Achtung bei Krankengymnastik und Prothesen im Hüftgelenk! Hier besteht die Gefahr einer Luxation, also dem Auskugeln des Gelenks, durch den Zug am Bein. Die Übung sollte dann, auch bei Vorliegen eines Piriformis-Syndroms, auf keinen Fall durchgeführt werden!
Falls der Übung nichts im Wege steht, kann der Therapeut auch eine passive Dehnung aus dieser Position durchführen. Das heißt, dass der Therapeut das Bein des Patienten sanft in die Dehnung drückt. Manchmal hilft das dem Patienten besonders gut, weil sie dabei die Muskulatur lockerer lassen können, und nicht gegen die Dehnung ankämpfen. Bei der Dehnung des Muskels wird auch der Nerv mit gedehnt. Dehnung verbessert die Beweglichkeit der einzelnen Strukturen untereinander und löst Verklebungen. Die Strukturen können wieder besser funktionieren.
Es gibt in der Krankengymnastik, für die Behandlung des Piriformis-Syndroms, auch spezielle Dehntechniken für die neuralen Strukturen die im Rahmen der Therapie erarbeitet werden sollten.
Lesen Sie für weitere Informationen hierzu auch unser Thema: Dehnübungen Piriformis-Syndrom.
Ein aktives Training der Muskulatur sollte ebenfalls Teil der Krankengymnastik für das Piriformis-Syndrom sein. Hierzu sollte die Hüftstreckung verstärkt trainiert werden und die Mobilität in diese Bewegungsrichtung verbessert werden.
Aus der Position des Vierfüßlerstandes kann beispielsweise das Bein nach hinten oder zur Seite weggeführt werden, ohne dass sich dabei das Becken zu der Seite auf der das Bein angehoben wird, aufdreht. Dies ist wichtig um die Bewegung auch aus der Hüfte zu machen, und nicht aus dem Rücken. Am besten kann man sich vor einem Spiegel kontrollieren, oder man legt sich einen flachen Gegenstand auf den unteren Rücken, dieser darf nicht herunterfallen.
Bridging, also aus der Rückenlage das Gesäß nach oben anheben, ist ebenfalls eine sehr gute Übung in der Krankengymnastik, um die Gesäßmuskulatur und somit auch den Piriformis-Muskel zu kräftigen. Auch hier sollte die Bewegung aus dem Gesäß erfolgen und nicht aus dem unteren Rücken.
An Geräten bietet sich das Wegstrecken des Beins (Extension der Hüfte) am Seilzug an, oder falls vorhanden ein Extragerät für die Hüftstreckung.
Im Alltag sollte bei einem Piriformis-Syndrom, neben der Krankengymnastik, darauf geachtet werden Bewegung einzubauen und die Sitzphasen zu verkürzen.
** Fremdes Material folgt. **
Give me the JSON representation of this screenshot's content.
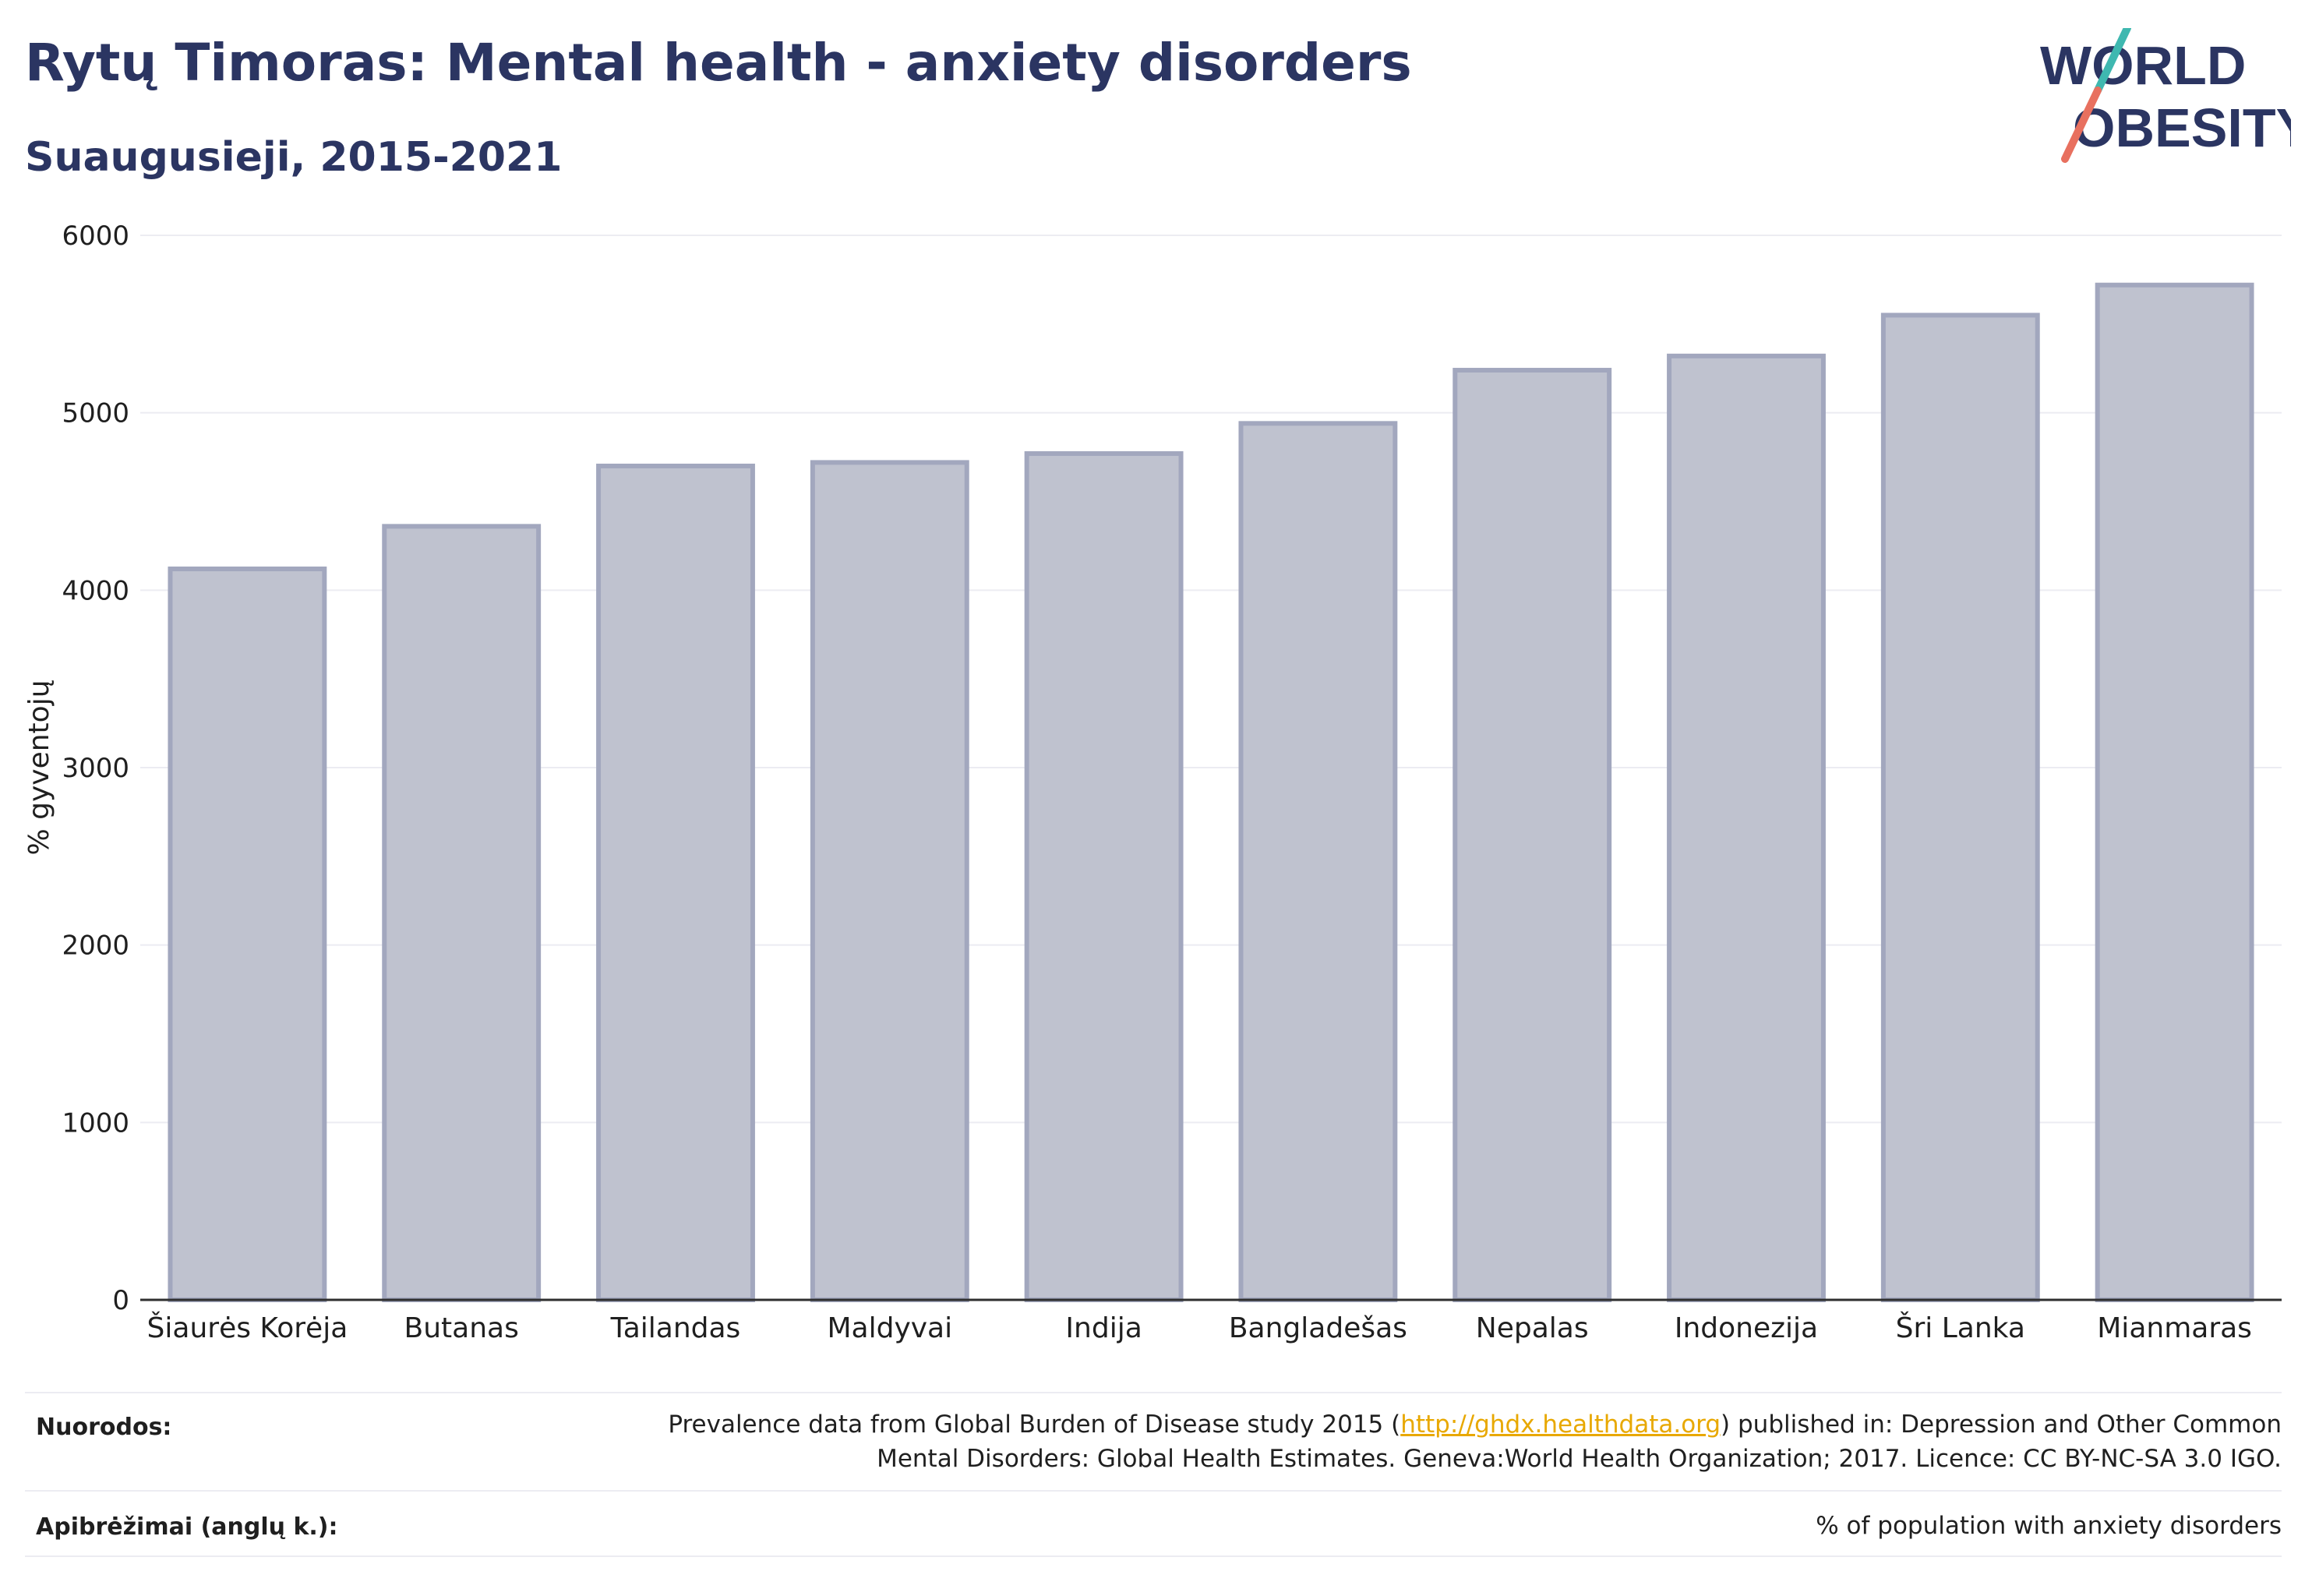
{
  "header": {
    "title": "Rytų Timoras: Mental health - anxiety disorders",
    "subtitle": "Suaugusieji, 2015-2021"
  },
  "logo": {
    "line1": "WORLD",
    "line2": "OBESITY"
  },
  "chart_data": {
    "type": "bar",
    "categories": [
      "Šiaurės Korėja",
      "Butanas",
      "Tailandas",
      "Maldyvai",
      "Indija",
      "Bangladešas",
      "Nepalas",
      "Indonezija",
      "Šri Lanka",
      "Mianmaras"
    ],
    "values": [
      4120,
      4360,
      4700,
      4720,
      4770,
      4940,
      5240,
      5320,
      5550,
      5720
    ],
    "ylabel": "% gyventojų",
    "xlabel": "",
    "ylim": [
      0,
      6000
    ],
    "yticks": [
      0,
      1000,
      2000,
      3000,
      4000,
      5000,
      6000
    ],
    "grid": true,
    "bar_color": "#bfc2cf",
    "bar_stroke": "#a2a7be"
  },
  "footer": {
    "sources_label": "Nuorodos:",
    "sources_prefix": "Prevalence data from Global Burden of Disease study 2015 (",
    "sources_link": "http://ghdx.healthdata.org",
    "sources_suffix": ") published in: Depression and Other Common",
    "sources_line2": "Mental Disorders: Global Health Estimates. Geneva:World Health Organization; 2017. Licence: CC BY-NC-SA 3.0 IGO.",
    "definitions_label": "Apibrėžimai (anglų k.):",
    "definitions_text": "% of population with anxiety disorders"
  }
}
Bewegung, auch einfaches Spazierengehen, Schwimmen oder Fahrradfahren ist immer gut für die Ernährungssituation in der Muskulatur. Sie wird abwechselnd angespannt und gelockert. Die Durchblutungssituation verbessert sich, das Gewebe wird gut versorgt und es können Verklebungen gelöst, beziehungsweise verhindert sowie Abfallstoffe abtransportiert werden.
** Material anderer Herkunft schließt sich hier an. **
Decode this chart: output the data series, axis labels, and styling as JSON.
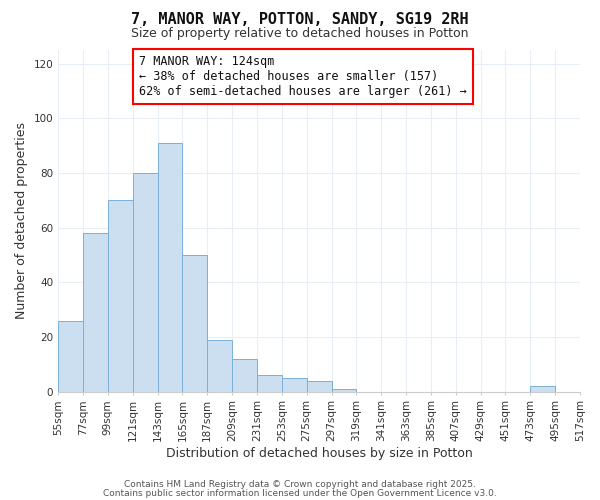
{
  "title": "7, MANOR WAY, POTTON, SANDY, SG19 2RH",
  "subtitle": "Size of property relative to detached houses in Potton",
  "xlabel": "Distribution of detached houses by size in Potton",
  "ylabel": "Number of detached properties",
  "bar_color": "#ccdff0",
  "bar_edge_color": "#7ab0d8",
  "background_color": "#ffffff",
  "grid_color": "#e8eef5",
  "bin_edges": [
    55,
    77,
    99,
    121,
    143,
    165,
    187,
    209,
    231,
    253,
    275,
    297,
    319,
    341,
    363,
    385,
    407,
    429,
    451,
    473,
    495
  ],
  "bar_heights": [
    26,
    58,
    70,
    80,
    91,
    50,
    19,
    12,
    6,
    5,
    4,
    1,
    0,
    0,
    0,
    0,
    0,
    0,
    0,
    2
  ],
  "ylim": [
    0,
    125
  ],
  "yticks": [
    0,
    20,
    40,
    60,
    80,
    100,
    120
  ],
  "annotation_line1": "7 MANOR WAY: 124sqm",
  "annotation_line2": "← 38% of detached houses are smaller (157)",
  "annotation_line3": "62% of semi-detached houses are larger (261) →",
  "annotation_box_color": "white",
  "annotation_box_edge": "red",
  "footnote1": "Contains HM Land Registry data © Crown copyright and database right 2025.",
  "footnote2": "Contains public sector information licensed under the Open Government Licence v3.0.",
  "title_fontsize": 11,
  "subtitle_fontsize": 9,
  "tick_fontsize": 7.5,
  "label_fontsize": 9,
  "annotation_fontsize": 8.5
}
Neben der manuellen Krankengymnastik, den Eigenübungen und Dehnung des Patienten oder dem gerätegestützten Training kann auch die Elektrotherapie zur Behandlung des Piriformis-Syndroms genutzt werden. Durch den gezielten Einsatz bestimmter Stromformen kann die Durchblutung der Muskulatur und der Nerven verbessern.
Das Piriformis-Syndrom ist eine häufige Ursache für Schmerzen und Sensibilitätsstörungen im Bereich des Gesäßes und des Oberschenkels.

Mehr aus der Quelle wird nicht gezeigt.